|
Dominican Republic-IMF "monitoring agreement" sets no conditions

Dominicantoday.com, Santo Domingo , June 25 th 2008
Dominican Republic will sign a " monitoring agreement" with the International Monetary Fund (IMF). The pact doesn't imply the contributions of funds, structural revision of quantitative goals nor the conditionalities of a Stand-By agreement.
The information was provided after meeting between President Leonel Fernandez, IMF assistant director Murilo Portugal and the Government's Economic Team. From now on the government will submit the country's economic, monetary and fiscal policy program to the international financial organism, twice a year, for monitoring .
Economic Team chief Temístocles Montas said the new plan will allow "keeping a close relationship with the International Monetary Fund."
Also reviewed during the meeting was the international situation sparked by price increases in oil and foods.
The IMF representative said the external panorama is "not an easy situation" and to manage it recommended that the authorities maintain the macroeconomic stability, confront inflation and to conduct a fiscal revision which allows maintaining strong, sustainable forms of growth in the Dominican economy.
Portugal said there is a need to think about how the negative impact the wave of increases in the price of fuels and raw materials used in food processing is going to affect the poorest citizens.

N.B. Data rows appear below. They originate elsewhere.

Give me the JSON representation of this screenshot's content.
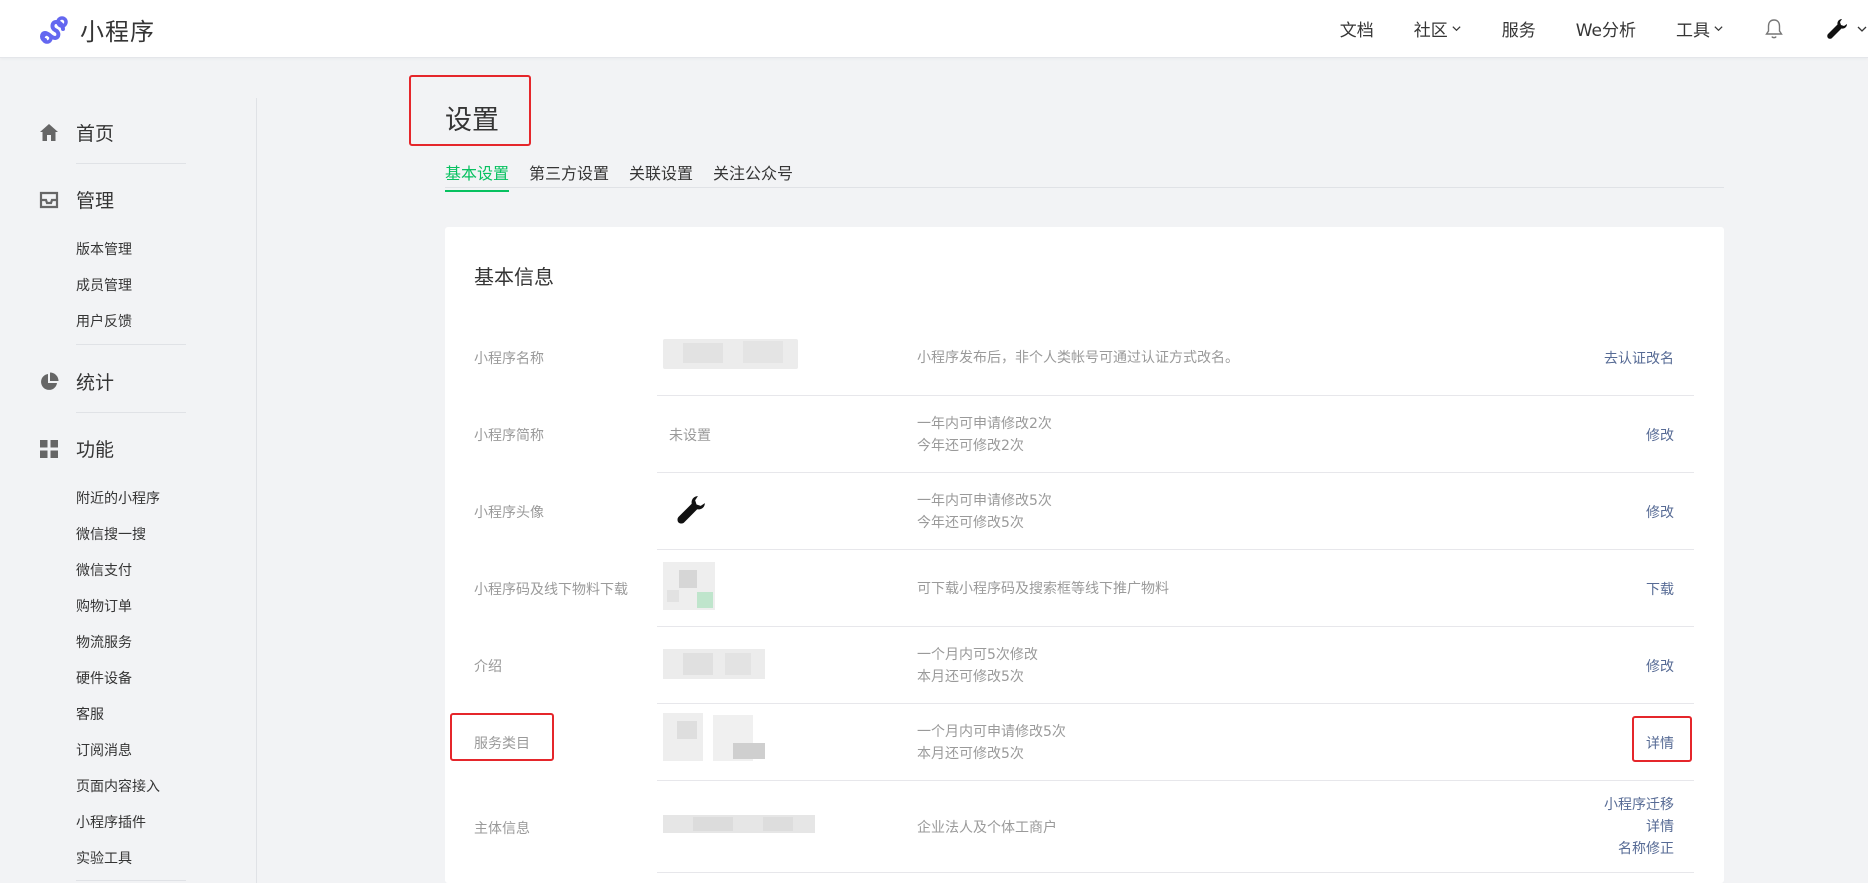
{
  "app": {
    "name": "小程序"
  },
  "topnav": {
    "items": [
      "文档",
      "社区",
      "服务",
      "We分析",
      "工具"
    ]
  },
  "sidebar": {
    "sections": [
      {
        "label": "首页",
        "icon": "home-icon"
      },
      {
        "label": "管理",
        "icon": "inbox-icon",
        "items": [
          "版本管理",
          "成员管理",
          "用户反馈"
        ]
      },
      {
        "label": "统计",
        "icon": "pie-chart-icon"
      },
      {
        "label": "功能",
        "icon": "grid-icon",
        "items": [
          "附近的小程序",
          "微信搜一搜",
          "微信支付",
          "购物订单",
          "物流服务",
          "硬件设备",
          "客服",
          "订阅消息",
          "页面内容接入",
          "小程序插件",
          "实验工具"
        ]
      }
    ]
  },
  "page": {
    "title": "设置",
    "tabs": [
      "基本设置",
      "第三方设置",
      "关联设置",
      "关注公众号"
    ],
    "active_tab": "基本设置"
  },
  "card": {
    "title": "基本信息",
    "rows": [
      {
        "label": "小程序名称",
        "value": "",
        "desc": [
          "小程序发布后，非个人类帐号可通过认证方式改名。"
        ],
        "actions": [
          "去认证改名"
        ]
      },
      {
        "label": "小程序简称",
        "value": "未设置",
        "desc": [
          "一年内可申请修改2次",
          "今年还可修改2次"
        ],
        "actions": [
          "修改"
        ]
      },
      {
        "label": "小程序头像",
        "value": "",
        "desc": [
          "一年内可申请修改5次",
          "今年还可修改5次"
        ],
        "actions": [
          "修改"
        ]
      },
      {
        "label": "小程序码及线下物料下载",
        "value": "",
        "desc": [
          "可下载小程序码及搜索框等线下推广物料"
        ],
        "actions": [
          "下载"
        ]
      },
      {
        "label": "介绍",
        "value": "",
        "desc": [
          "一个月内可5次修改",
          "本月还可修改5次"
        ],
        "actions": [
          "修改"
        ]
      },
      {
        "label": "服务类目",
        "value": "",
        "desc": [
          "一个月内可申请修改5次",
          "本月还可修改5次"
        ],
        "actions": [
          "详情"
        ]
      },
      {
        "label": "主体信息",
        "value": "",
        "desc": [
          "企业法人及个体工商户"
        ],
        "actions": [
          "小程序迁移",
          "详情",
          "名称修正"
        ]
      }
    ]
  },
  "colors": {
    "accent": "#07c160",
    "link": "#576b95",
    "highlight": "#e5262b",
    "logo": "#6467f0"
  }
}
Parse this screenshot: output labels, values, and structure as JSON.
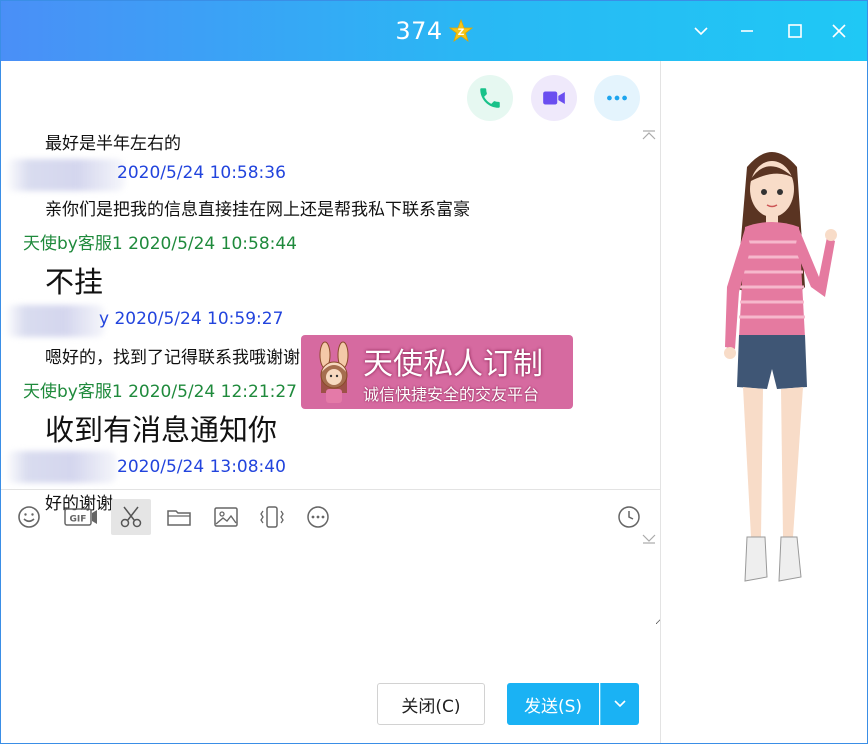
{
  "window": {
    "title": "374"
  },
  "messages": [
    {
      "type": "text",
      "text": "最好是半年左右的"
    },
    {
      "type": "meta",
      "sender": "",
      "time": "2020/5/24 10:58:36",
      "color": "blue"
    },
    {
      "type": "text",
      "text": "亲你们是把我的信息直接挂在网上还是帮我私下联系富豪"
    },
    {
      "type": "meta",
      "sender": "天使by客服1",
      "time": "2020/5/24 10:58:44",
      "color": "green"
    },
    {
      "type": "big",
      "text": "不挂"
    },
    {
      "type": "meta",
      "sender": "y",
      "time": "2020/5/24 10:59:27",
      "color": "blue"
    },
    {
      "type": "text",
      "text": "嗯好的，找到了记得联系我哦谢谢"
    },
    {
      "type": "meta",
      "sender": "天使by客服1",
      "time": "2020/5/24 12:21:27",
      "color": "green"
    },
    {
      "type": "big",
      "text": "收到有消息通知你"
    },
    {
      "type": "meta",
      "sender": "",
      "time": "2020/5/24 13:08:40",
      "color": "blue"
    },
    {
      "type": "text",
      "text": "好的谢谢"
    }
  ],
  "watermark": {
    "title": "天使私人订制",
    "subtitle": "诚信快捷安全的交友平台"
  },
  "buttons": {
    "close": "关闭(C)",
    "send": "发送(S)"
  },
  "colors": {
    "accent": "#1ab2f4",
    "sender_green": "#1f8a3c",
    "sender_blue": "#2244dd"
  }
}
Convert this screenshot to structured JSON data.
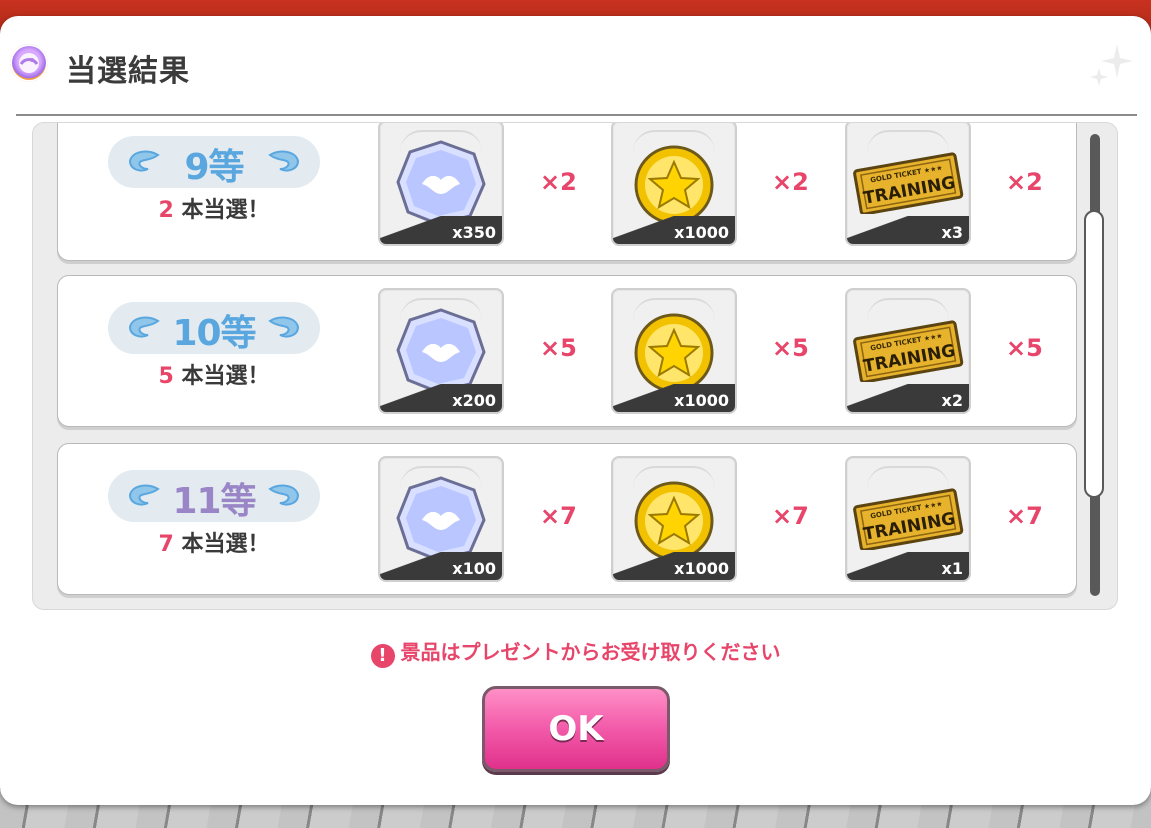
{
  "dialog": {
    "title": "当選結果",
    "icon": "gacha-capsule-icon"
  },
  "prizes": [
    {
      "rank_number": "9",
      "rank_suffix": "等",
      "rank_color": "#5aa7e0",
      "winners_count": "2",
      "winners_label": "本当選！",
      "items": [
        {
          "icon": "star-jewel-icon",
          "qty": "x350",
          "mult": "×2"
        },
        {
          "icon": "star-coin-icon",
          "qty": "x1000",
          "mult": "×2"
        },
        {
          "icon": "gold-training-ticket-icon",
          "qty": "x3",
          "mult": "×2",
          "ticket_top": "GOLD TICKET ★★★",
          "ticket_text": "TRAINING"
        }
      ]
    },
    {
      "rank_number": "10",
      "rank_suffix": "等",
      "rank_color": "#5aa7e0",
      "winners_count": "5",
      "winners_label": "本当選！",
      "items": [
        {
          "icon": "star-jewel-icon",
          "qty": "x200",
          "mult": "×5"
        },
        {
          "icon": "star-coin-icon",
          "qty": "x1000",
          "mult": "×5"
        },
        {
          "icon": "gold-training-ticket-icon",
          "qty": "x2",
          "mult": "×5",
          "ticket_top": "GOLD TICKET ★★★",
          "ticket_text": "TRAINING"
        }
      ]
    },
    {
      "rank_number": "11",
      "rank_suffix": "等",
      "rank_color": "#9a86c6",
      "winners_count": "7",
      "winners_label": "本当選！",
      "items": [
        {
          "icon": "star-jewel-icon",
          "qty": "x100",
          "mult": "×7"
        },
        {
          "icon": "star-coin-icon",
          "qty": "x1000",
          "mult": "×7"
        },
        {
          "icon": "gold-training-ticket-icon",
          "qty": "x1",
          "mult": "×7",
          "ticket_top": "GOLD TICKET ★★★",
          "ticket_text": "TRAINING"
        }
      ]
    }
  ],
  "notice": "景品はプレゼントからお受け取りください",
  "ok_button": "OK",
  "colors": {
    "accent_pink": "#e8456a",
    "ok_button": "#f25aa9"
  }
}
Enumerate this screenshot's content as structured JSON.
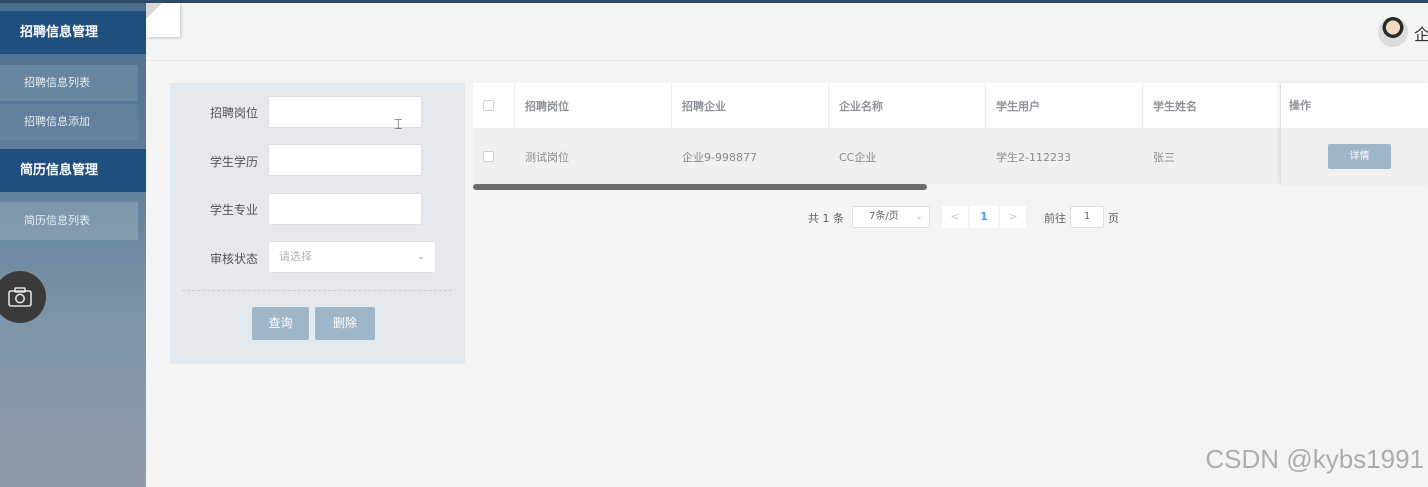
{
  "sidebar": {
    "groups": [
      {
        "label": "招聘信息管理",
        "items": [
          "招聘信息列表",
          "招聘信息添加"
        ]
      },
      {
        "label": "简历信息管理",
        "items": [
          "简历信息列表"
        ]
      }
    ]
  },
  "header": {
    "user_name": "企"
  },
  "search": {
    "fields": [
      {
        "label": "招聘岗位",
        "value": ""
      },
      {
        "label": "学生学历",
        "value": ""
      },
      {
        "label": "学生专业",
        "value": ""
      }
    ],
    "status": {
      "label": "审核状态",
      "placeholder": "请选择"
    },
    "query_label": "查询",
    "delete_label": "删除"
  },
  "table": {
    "columns": [
      "招聘岗位",
      "招聘企业",
      "企业名称",
      "学生用户",
      "学生姓名",
      "操作"
    ],
    "rows": [
      {
        "cells": [
          "测试岗位",
          "企业9-998877",
          "CC企业",
          "学生2-112233",
          "张三"
        ],
        "action_label": "详情"
      }
    ]
  },
  "pagination": {
    "total_text": "共 1 条",
    "page_size": "7条/页",
    "prev": "<",
    "current_page": "1",
    "next": ">",
    "goto_label": "前往",
    "goto_value": "1",
    "goto_unit": "页"
  },
  "watermark": "CSDN @kybs1991"
}
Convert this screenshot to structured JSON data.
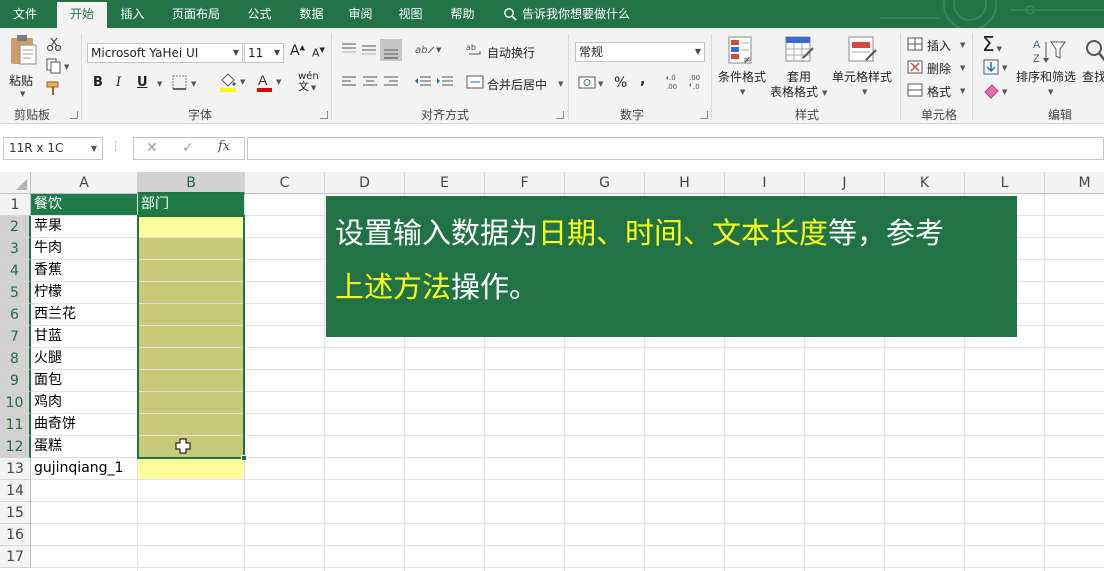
{
  "tabs": [
    {
      "label": "文件"
    },
    {
      "label": "开始"
    },
    {
      "label": "插入"
    },
    {
      "label": "页面布局"
    },
    {
      "label": "公式"
    },
    {
      "label": "数据"
    },
    {
      "label": "审阅"
    },
    {
      "label": "视图"
    },
    {
      "label": "帮助"
    }
  ],
  "tell_me": "告诉我你想要做什么",
  "ribbon": {
    "clipboard": {
      "paste": "粘贴",
      "label": "剪贴板"
    },
    "font": {
      "name": "Microsoft YaHei UI",
      "size": "11",
      "bold": "B",
      "italic": "I",
      "underline": "U",
      "font_color_glyph": "A",
      "grow": "A",
      "shrink": "A",
      "phonetic": "wén",
      "label": "字体"
    },
    "alignment": {
      "wrap": "自动换行",
      "merge": "合并后居中",
      "label": "对齐方式"
    },
    "number": {
      "format": "常规",
      "percent": "%",
      "comma": ",",
      "inc_decimal": "←.0\n.00",
      "dec_decimal": ".00\n→.0",
      "label": "数字"
    },
    "styles": {
      "conditional": "条件格式",
      "table_line1": "套用",
      "table_line2": "表格格式",
      "cell_styles": "单元格样式",
      "label": "样式"
    },
    "cells": {
      "insert": "插入",
      "delete": "删除",
      "format": "格式",
      "label": "单元格"
    },
    "editing": {
      "sort": "排序和筛选",
      "find": "查找",
      "label": "编辑"
    }
  },
  "formula_bar": {
    "name_box": "11R x 1C",
    "cancel": "✕",
    "enter": "✓",
    "fx": "fx",
    "value": ""
  },
  "columns": [
    "A",
    "B",
    "C",
    "D",
    "E",
    "F",
    "G",
    "H",
    "I",
    "J",
    "K",
    "L",
    "M"
  ],
  "rows": [
    "1",
    "2",
    "3",
    "4",
    "5",
    "6",
    "7",
    "8",
    "9",
    "10",
    "11",
    "12",
    "13",
    "14",
    "15",
    "16",
    "17"
  ],
  "cells": {
    "A": [
      "餐饮",
      "苹果",
      "牛肉",
      "香蕉",
      "柠檬",
      "西兰花",
      "甘蓝",
      "火腿",
      "面包",
      "鸡肉",
      "曲奇饼",
      "蛋糕",
      "gujinqiang_1"
    ],
    "B1": "部门"
  },
  "annotation": {
    "p1": "设置输入数据为",
    "h1": "日期、时间、文本长度",
    "p2": "等，参考",
    "h2": "上述方法",
    "p3": "操作。"
  },
  "colors": {
    "accent": "#217346",
    "highlight_text": "#ffff1a",
    "yellow_fill": "#ffff9d",
    "selected_fill": "#c9c97a"
  }
}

Interviewed after the meeting in the National Palace, Portugal cautioned that while "for the most advanced countries it's only a problem as far as inflation," for nations such as the Dominican Republic it's also "a problem of balance of payments, which if it's not handled well, can also be an important social problem."
He said it's important to take on the topic of the crisis in several dimensions, although he's confident the government is "very aware of all the aspects.”
The official said thanks to the public policies implemented in the last three years, " Dominican Republic is strong to face these winds that now blow from the international economy."